Dream Girl, from the trailer, seemed a fun movie – quirky premise, and a solid lead actor. Our hero Karam (Khurana, whom we saw very recently in the fabulous Article 15) can speak in a woman’s voice, a talent that has gotten him cast as Sita/Radha/other Goddess/mythological character in every other play in his hometown of Mathura. Unable to secure a job, Karam finally capitulates and becomes Pooja, a female voice in a “friendship” call centre. Hordes of men are smitten by the silky-voiced Pooja, and Karam finds himself unable to extricate himself from the mess.

Dream Girl drips with sometimes-funny one-liners. The first half goes by quickly, but the second half is a slog. Director Shaandilya makes a hash of the execution, and the screenplay is dead in the water. New and inconsequential characters come out of the woodwork and you are left working out the connections/reason for the scene. Random gags are strung together without rhyme or reason and either get too hammy or too ludicrous to actually be funny. Some of this is so shoddily done that it looks like a poorly made televison serial from the 80s Doordarshan era.

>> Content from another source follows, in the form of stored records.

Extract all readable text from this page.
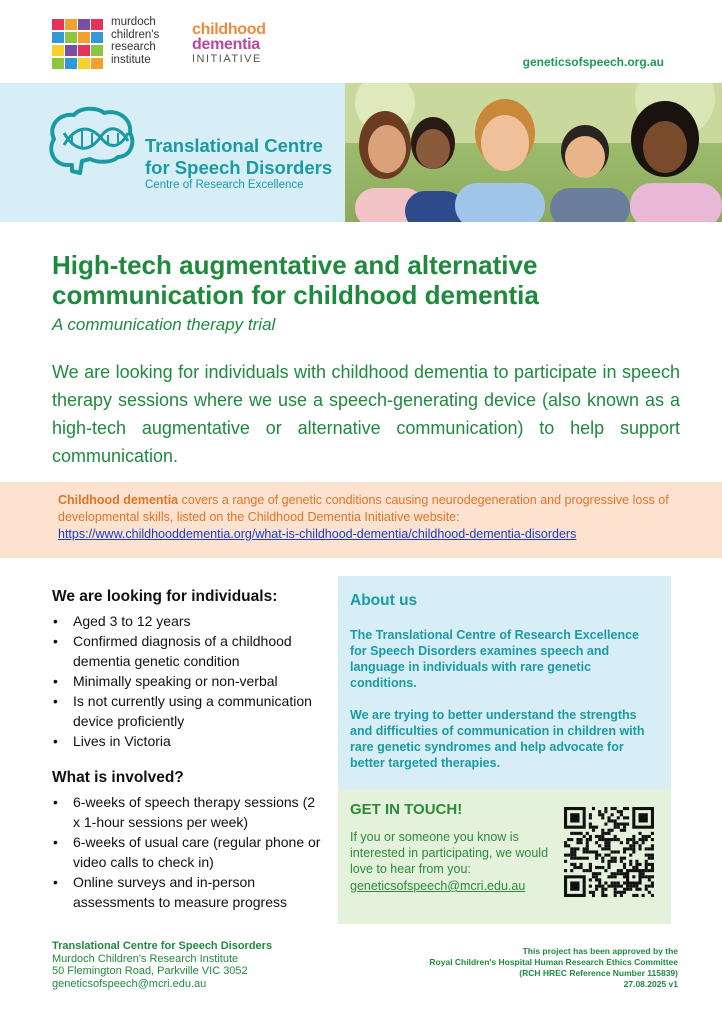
murdoch
children's
research
institute
childhood
dementia
INITIATIVE	geneticsofspeech.org.au
Translational Centre
for Speech Disorders
Centre of Research Excellence
High-tech augmentative and alternative
communication for childhood dementia
A communication therapy trial
We are looking for individuals with childhood dementia to participate in speech therapy sessions where we use a speech-generating device (also known as a high-tech augmentative or alternative communication) to help support communication.

Childhood dementia covers a range of genetic conditions causing neurodegeneration and progressive loss of developmental skills, listed on the Childhood Dementia Initiative website:

https://www.childhooddementia.org/what-is-childhood-dementia/childhood-dementia-disorders
We are looking for individuals:
• Aged 3 to 12 years
• Confirmed diagnosis of a childhood dementia genetic condition
• Minimally speaking or non-verbal
• Is not currently using a communication device proficiently
• Lives in Victoria
What is involved?
• 6-weeks of speech therapy sessions (2 x 1-hour sessions per week)
• 6-weeks of usual care (regular phone or video calls to check in)
• Online surveys and in-person assessments to measure progress
About us

The Translational Centre of Research Excellence for Speech Disorders examines speech and language in individuals with rare genetic conditions.

We are trying to better understand the strengths and difficulties of communication in children with rare genetic syndromes and help advocate for better targeted therapies.

GET IN TOUCH!

If you or someone you know is interested in participating, we would love to hear from you:

geneticsofspeech@mcri.edu.au
Translational Centre for Speech Disorders
Murdoch Children's Research Institute
50 Flemington Road, Parkville VIC 3052
geneticsofspeech@mcri.edu.au
This project has been approved by the
Royal Children's Hospital Human Research Ethics Committee
(RCH HREC Reference Number 115839)
27.08.2025 v1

The only thing really going for Dream Girl is its star. Ayushmann Khurana shines in and as the Dream Girl. Nusrat Bharucha, who fared well in Sonu ke Teetu ki Sweety, has little screen time here and is miscast. Annu Kapoor as Karam’s drowning-in-debt dad is over-the-top and insufferable – so same old same old. Abhishek Banerjee, Rajesh Sharma are actors who normally do well, but don’t quite garner applause here.

The film tries to make a patently adult-themed film family-friendly. The Friendship call-centers would rightfully be called phone-sex lines, but Dream Girl doesn’t get that tawdry. The Friendship call-center girls are matronly women who talk to their clients while cutting vegetables or knitting – the pretense of being harmless and non-degrading. Why, oh why?  The film might have been edgier and believable had it told it like it was.

Then Dream Girl tries to go all sentimental on us by doing a PSA – on why human beings are so lonely that they are calling “Friendship lines”. The concern is all for the poor lonely men, and not the women who do the unpleasant work of serving those needs. It’s like the scriptwriter has blinders on. Besides, this call to end loneliness, seems fake and tacked on towards the end like an afterthought – there go the brownie points for earnestness!

All in all, a poor business, this film. In the hands of a director who knew what he was doing, this could have been rollicking good fun. Alas!

Kidwise: As I said, DreamGirl tries to cover up unpleasant situations and make them seem normal. So, your kid might have some questions (like I do 🙂 – who calls Friendship call lines?), but nothing vulgar is shown.